According to the SDN, ''in Rivers, as in many other states, there has been considerable construction of schools, clinics, and other structures, but little sign of the adequately trained and resourced staff to fill them.

''The previous week a proposal from the state government emerged to pay for improved services with a levy (for legal reasons it can't be labeled as a tax) amid some immediate controversy over the existing spending of the state. There was little or no public information available on the rate of this levy or its specific goals but on Friday the bill was passed and immediately signed into law by the state governor.

''Checks by our organisation have established that copies of the new law will be available 'soon', and there will be levies on both corporations and individuals while the proposed rates were trimmed by the state House of Assembly.

''The recognition in Rivers that taxation and real services are at the heart of governance represents the road ahead for the Niger Delta.

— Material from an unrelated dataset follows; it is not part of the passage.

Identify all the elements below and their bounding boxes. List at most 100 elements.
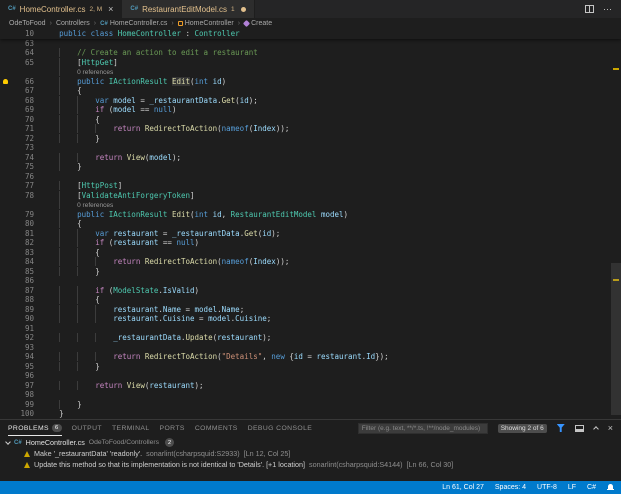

However, the process leaves a lot to be desired and the amount of information publicly available about the new law (let alone debate before it passed) is deplorable.

''Local media have to share responsibility - in several articles last week not once was there a mention of the rate of the levy, who will pay, or specifically what services will be provided. Even if the state government was being reticent, there was no sign of their critical role in raising obvious questions.

''What the state government must do next is recognize that taxes will not be supported without genuine accountability and a level of public debate that generates a new-found participation in governance. The state government has talked of being open to criticism and debate, but now it must show it is able to tolerate a much more active discussion of public policy. This would doubtless be helped by robust engagement from civil society, federal agencies and the international community''.